I would considering the Mike Maltz thing new news.
Also, writers often are given leeway with disclosing their sources, same as a newspaper would protect sources. An editor would not publish this in good faith if there were any inaccuracies or improprieties.
This is all assuming The Magazine follows good & ethical journalistic procedure.
A problem here is that league sources from the NFL have been giving false information to ESPN since the Deflategate story first broke:
- Mortensen and Peter King's original source on deflategate was wrong... "11/12 Patriots footballs were under inflated by 2 PSI." This was factually wrong in both regards. Mortensen has continued to defend this while Peter King said his source was wrong and backed off it.
- ESPN continually broke NFL stories during the appeal hearing that Brady was going to accept a bargain and admit guilt. This never happened.
- Curiously, a majority of the named people in this article -- Hines Ward, Bill Polian, and Mike Martz, Marshall Faulk, Kurt Warner -- are all ESPN employees
and coincidentally all lost significant games to the Patriots. Most of the other people who have comments actually attributed to them are anonymous sources.
I would have probably given ESPN the benefit of the doubt, but now I'm pretty skeptical of most of their reporting.
The Mike Martz stuff was really interesting, though, especially how the article mentions that he felt like his signed statement was altered by someone in the league before it was released. To me, though, that isn't a Patriots-cheater story, that's a shady NFL story, and this article is first and foremost, a Patriots-cheater story, not a shady-NFL story. The rest of the paragraphs about Martz are written similarly to how the whole article is written, casting Belichick, this analyst, and other people in the Patriots organization as a vast criminal conspiracy.
The Super Bowl against the Patriots had derailed Martz's career as much as it made Belichick's.

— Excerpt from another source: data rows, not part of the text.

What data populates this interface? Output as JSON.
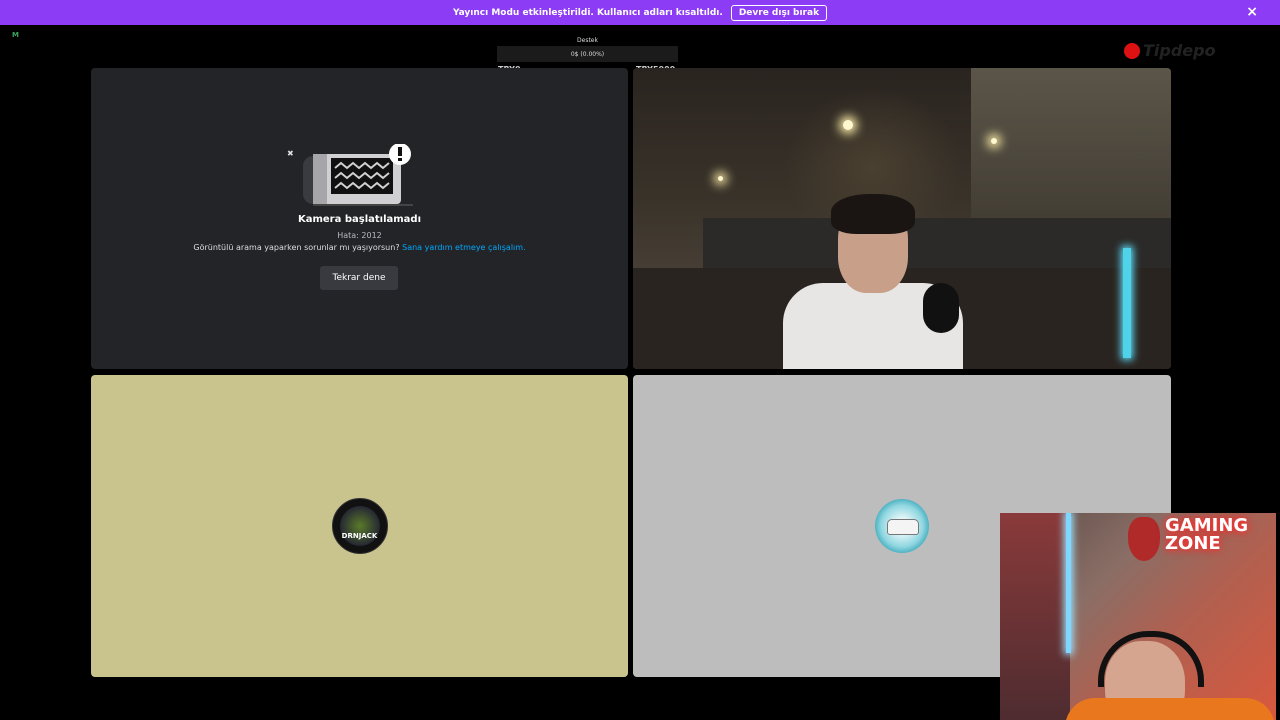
{
  "banner": {
    "message": "Yayıncı Modu etkinleştirildi. Kullanıcı adları kısaltıldı.",
    "disable_button": "Devre dışı bırak",
    "close_icon": "×",
    "background": "#8c3cf5"
  },
  "corner_badge": "M",
  "donation": {
    "title": "Destek",
    "progress_text": "0$ (0.00%)",
    "progress_fraction": 0.0,
    "min_label": "TRY0",
    "max_label": "TRY5000"
  },
  "brand": {
    "logo_text": "Tipdepo"
  },
  "tiles": {
    "camera_error": {
      "title": "Kamera başlatılamadı",
      "code": "Hata: 2012",
      "help_text": "Görüntülü arama yaparken sorunlar mı yaşıyorsun? ",
      "help_link": "Sana yardım etmeye çalışalım.",
      "retry_button": "Tekrar dene"
    },
    "avatar_a": {
      "label": "DRNJACK",
      "background": "#c9c48e"
    },
    "avatar_b": {
      "background": "#bdbdbd"
    }
  },
  "facecam": {
    "neon_line1": "GAMING",
    "neon_line2": "ZONE"
  }
}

Martz's offense, dubbed "The Greatest Show on Turf" in 1999, was never the same, and in 2006, he was fired as the Rams' coach. After bouncing around the league, he was then the 49ers' offensive coordinator. Like a number of former Rams -- especially Faulk and Warner, who now both work for the NFL Network -- Martz was deeply suspicious of whether the Patriots had videotaped the walk-through or his team's practices before the Super Bowl, even though he believes that the Rams' three turnovers were the main factors in the defeat.
The article is certainly presenting Martz, his whole career, as a victim of cheating. "Martz's offense, dubbed the Greatest show on Turf in 1999 was never the same and he was fired as Ram's coach," ignoring that even in the year that the Ram's offense was the greatest show on turf
they were 3 feet away from losing the Super Bowl to Jeff Fisher's Titans. Fisher is a great coach, but not one generally considered a coaching genius. And then, when Martz is fired in 2006, that's after five years of total mediocrity in St. Louis, which had nothing to do with losing the 2001 Super Bowl, but down performances in the five years following it. Martz also had mixed runs in Detroit, San Fransisco, and Chicago before retiring.
The story about Martz feeling like the NFL changed his statement before releasing it is definitely interesting, but this article and the whole story (and this thread) is certainly about the Patriots alleged cheating, and that line is definitely an odd factoid that isn't the focus of the article.